In an informal and undocumented meeting with her supervisors on April 10, 2017, McDonough was informed that her “hip and knee institute” patient charts were being reviewed and there was a question

as to why she made documented notes in the charts of patients whom she did not physically see and examine. After providing a detailed explanation dating back to her job duties since 1990, McDonough’s supervisors questioned her whether McDonough’s notes in the charts of patients whom she did not physically see and examine “made it look like”

she had provided direct patient care and whether her explanation would “hold up in court.” In response to those questions, McDonough explained

that her documentation in patient charts was in conformity with the defendant’s skin care protocols, that she had never—and would never— note that she had “seen and examined” a patient if she had not physically

done so. At no time during the April 10, 2017, meeting, was McDonough ever instructed to change her procedure in clearing her “census list” or to stop making notes in the chart of any patient she had not physically seen

or examined. In addition, McDonough was never instructed that her procedure was in violation of any of the defendant’s policies, nor was she advised that the results of the April 10, 2017, meeting should be

considered a “verbal warning.” On June 28, 2017, McDonough was called into a second meeting with the defendant’s management and human resources team. During

that meeting, McDonough was provided a disciplinary note stating that her employment was immediately terminated as a result of her continuing “falsification of documents” after having previously been disciplined by verbal warning about the same type of infraction. As of the date of her termination, McDonough was one of the oldest employees in

the wound care field and the only employee who used a cane to walk through the defendant’s hospital.

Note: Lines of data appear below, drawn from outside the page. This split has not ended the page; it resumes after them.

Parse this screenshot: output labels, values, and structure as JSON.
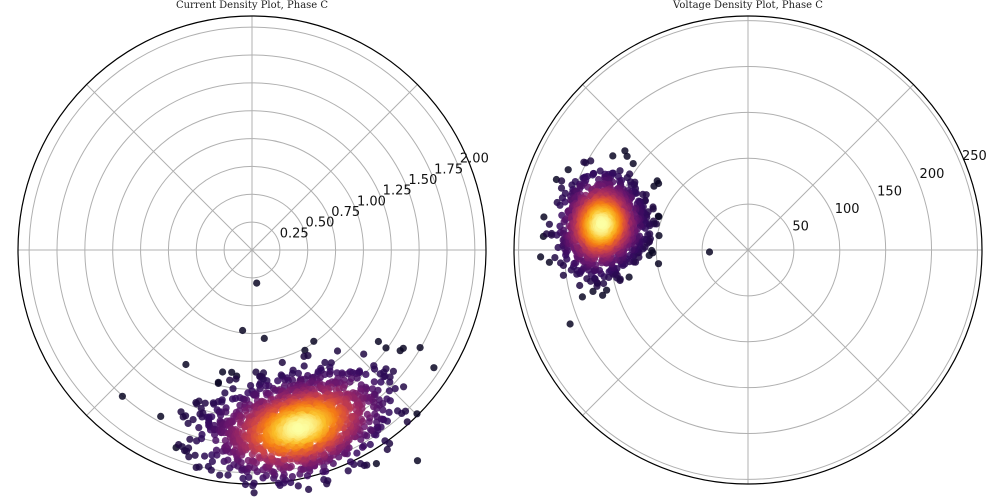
{
  "chart_data": [
    {
      "type": "scatter",
      "projection": "polar",
      "title": "Current Density Plot, Phase C",
      "rlim": [
        0,
        2.1
      ],
      "r_ticks": [
        0.25,
        0.5,
        0.75,
        1.0,
        1.25,
        1.5,
        1.75,
        2.0
      ],
      "r_tick_labels": [
        "0.25",
        "0.50",
        "0.75",
        "1.00",
        "1.25",
        "1.50",
        "1.75",
        "2.00"
      ],
      "theta_gridlines_deg": [
        0,
        45,
        90,
        135,
        180,
        225,
        270,
        315
      ],
      "grid": true,
      "colormap": "inferno",
      "marker_color_dark": "#0b0724",
      "cluster": {
        "theta_deg": -75,
        "theta_spread_deg": 14,
        "r_center": 1.65,
        "r_spread": 0.22,
        "n_points": 1400
      },
      "outliers": [
        {
          "theta_deg": -82,
          "r": 0.3
        }
      ]
    },
    {
      "type": "scatter",
      "projection": "polar",
      "title": "Voltage Density Plot, Phase C",
      "rlim": [
        0,
        255
      ],
      "r_ticks": [
        50,
        100,
        150,
        200,
        250
      ],
      "r_tick_labels": [
        "50",
        "100",
        "150",
        "200",
        "250"
      ],
      "theta_gridlines_deg": [
        0,
        45,
        90,
        135,
        180,
        225,
        270,
        315
      ],
      "grid": true,
      "colormap": "inferno",
      "marker_color_dark": "#0b0724",
      "cluster": {
        "theta_deg": 170,
        "theta_spread_deg": 9,
        "r_center": 162,
        "r_spread": 22,
        "n_points": 1300
      },
      "outliers": [
        {
          "theta_deg": 183,
          "r": 42
        }
      ]
    }
  ]
}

On the basis of these allegations, on April 10, 2019, McDonough filed her four-count complaint for age discrimination and retaliation under the ADEA, disability discrimination under the ADA, age

discrimination under the PHRA, and disability discrimination under the PHRA. (Doc. 2). On May 20, 2019, the defendant filed its answer with affirmative

defenses. (Doc. 3). In its answer, the defendant denied the allegations that it discriminated or retaliated against McDonough in any respect. Rather, in the spring 2017, the defendant’s assistant chief nursing officer,

Warren Shotto, directed McDonough to stop charting on patients whom she had not seen and had not been asked to consult upon. In addition, the defendant has alleged that it subsequently became aware that plaintiff

charted on a patient on June 1, 2017, despite the patient’s death more than a month earlier on March 29, 2017. An investigation into McDonough’s charting practices followed and her employment was terminated on June 28, 2017. Her job duties were assumed by a woman whom the defendant maintains is not “substantially younger” as a matter

of law. Finally, the defendant asserts that neither McDonough’s age nor her disability played a role in the termination decision.